HEPCloud: a new paradigm for particle physics computing

HEPCloud is the next step in the evolution of scientific computing, a scientific gateway to resources beyond local worker nodes and grids, expanding into high performance computing (HPC) centers and the cloud.

Particle physics requires copious computing resources to extract scientific results. Fermilab is pursuing a new paradigm in particle physics computing through HEPCloud.

HEPCloud Infographic

How does HEPCloud work?

HEPCloud routes jobs to local or remote computing resources based on the policy for a particular experiment, workflow requirements, cost and efficiency of accessing the various resources. HEPCloud expands the resources available to include HPC centers and commercial cloud resources. You provide HEPCloud with any resource requirements and the HEPCloud Decision Engine routes your jobs to the best resources available based on your requirements.

Who can use HEPCloud?

All Fermilab experiments will submit jobs to HEPCloud behind the scenes. However, to use the extended resources available via HEPCloud, an experiment must be enabled to run on these expanded resources. This process is known as “onboarding.” In the initial phase after rollout, only production jobs will be able to access these expanded resources.

How do I get onboarded?

Experiments that wish to be onboarded to use HEPCloud must make HPC and commercial resource requests to the Scientific Project Portfolio Management (SPPM) committee in the Fermilab Scientific Computing Division. The HEPCloud team will help you to see if you’re compatible.

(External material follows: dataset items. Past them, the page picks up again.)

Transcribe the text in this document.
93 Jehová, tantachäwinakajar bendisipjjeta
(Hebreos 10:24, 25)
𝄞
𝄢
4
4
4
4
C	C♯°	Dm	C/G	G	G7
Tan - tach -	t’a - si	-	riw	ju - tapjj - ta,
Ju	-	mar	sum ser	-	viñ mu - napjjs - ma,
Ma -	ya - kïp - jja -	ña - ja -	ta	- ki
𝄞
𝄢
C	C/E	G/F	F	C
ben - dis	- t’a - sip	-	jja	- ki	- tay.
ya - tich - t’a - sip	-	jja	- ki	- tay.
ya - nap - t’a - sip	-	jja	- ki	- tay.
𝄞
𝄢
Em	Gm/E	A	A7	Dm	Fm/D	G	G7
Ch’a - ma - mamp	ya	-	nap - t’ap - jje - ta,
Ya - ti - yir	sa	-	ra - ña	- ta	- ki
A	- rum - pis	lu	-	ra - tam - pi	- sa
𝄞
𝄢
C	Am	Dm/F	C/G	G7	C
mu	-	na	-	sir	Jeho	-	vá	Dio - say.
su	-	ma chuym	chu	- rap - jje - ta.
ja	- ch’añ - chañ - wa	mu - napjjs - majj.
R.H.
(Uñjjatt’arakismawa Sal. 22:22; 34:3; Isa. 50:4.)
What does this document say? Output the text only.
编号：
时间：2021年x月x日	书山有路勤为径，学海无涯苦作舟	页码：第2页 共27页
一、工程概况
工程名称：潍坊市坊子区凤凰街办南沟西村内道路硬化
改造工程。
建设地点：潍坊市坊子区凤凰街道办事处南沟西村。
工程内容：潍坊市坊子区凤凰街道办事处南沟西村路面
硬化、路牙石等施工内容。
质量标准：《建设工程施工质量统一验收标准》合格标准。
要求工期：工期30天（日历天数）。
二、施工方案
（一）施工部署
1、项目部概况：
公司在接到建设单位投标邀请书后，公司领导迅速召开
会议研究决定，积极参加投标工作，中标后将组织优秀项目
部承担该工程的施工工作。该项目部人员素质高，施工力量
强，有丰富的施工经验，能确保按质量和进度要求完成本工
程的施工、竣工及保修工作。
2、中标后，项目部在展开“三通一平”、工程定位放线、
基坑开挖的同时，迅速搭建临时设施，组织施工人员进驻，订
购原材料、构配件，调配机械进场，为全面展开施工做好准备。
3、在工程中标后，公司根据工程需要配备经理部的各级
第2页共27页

Requests to increase the allotted resources must also be made to the SPPM by either submitting a Service Desk request or by contacting your experiment liaison.

How will I run jobs if my experiment is not onboarded?

Jobs will continue to run as they did before HEPCloud. You do not need to do anything differently. Technically, you will be submitting jobs through HEPCloud; you just won’t have access to the expanded HPC or cloud resources. You’ll continue to use JobSub — your jobs will still run where they do today and data transfer mechanisms will remain the same as they are today.

As a user who is part of an onboarded experiment, what will I have to do differently?

The HEPCloud onboarding document includes specifications for running jobs.

In addition, you will be required to closely monitor your jobs, particularly the data output and CPU utilization. Exceeding your experiment’s allotted usage may have financial consequences. HEPCloud reserves the right to turn off access to commercial or HPC resources.

Who pays for HEPCloud?

This is discussed on a case-by-case basis with the HEPCloud team.

How do I get user support?

Open a Service Desk ticket as you do today.

What are the plans for the future of HEPCloud?

The HEPCloud team will continue to work with HPC centers, commercial cloud providers and funding agencies to maximize the resources available to experiments of all sizes.